THE CHICAGO WAY. Don't mention Chicagoans for Rio. And prepare to board the gravy train.

As the organizers of Chicago’s 2016 Olympics bid sprint for the finish line, NIU Professor of Management Christine Mooney says that it’s time for local business to begin thinking about ways to become part of the Olympic team.

If Chicago gets the nod, the announcement will be the starting gun for a massive race to prepare, and local companies stand to be big winners if they act wisely, says Mooney, co-author of a paper studying how businesses can benefit from “mega events.”

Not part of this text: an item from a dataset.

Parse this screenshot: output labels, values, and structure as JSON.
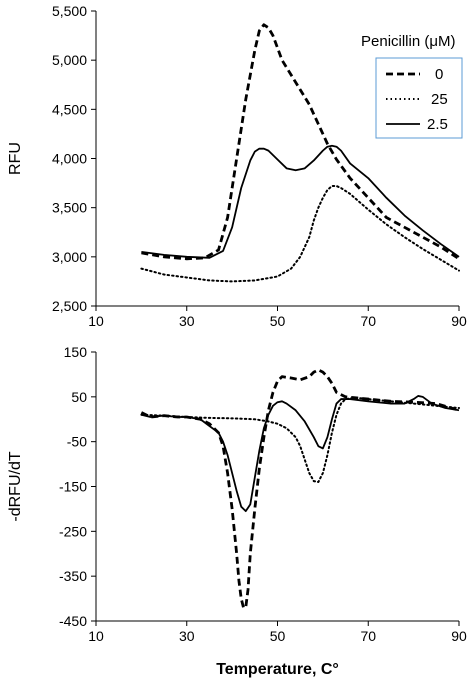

Those who find ways to successfully insert themselves into the network behind events such as the Olympics can continue collecting gold long after the last medal is presented.

Or not.

The key, says Mooney, is looking beyond the finish line from the very start. “Dedicate resources to building trust so those relationships will continue after the event. Building the network is the real payoff, and you can’t assume those relationships will continue just because you worked together.”

Also, she cautions, don’t jump into the Olympic pool if it isn’t a good fit for your business. “You have to assess the costs of membership now and whether benefits outweigh the costs,” she says. “Just as an impressive Olympic performance can vault a company forward, failing can disqualify it in the future.”

A sidebar suggests the consequences of what I fear, which is Chicago taxpayers taking a large hit from the games.
If the games are a big success, you are on the winning team. If they go down in history as a boondoggle, you are forever associated with their failure.
On the other hand, to use another cliche, you took one for the team.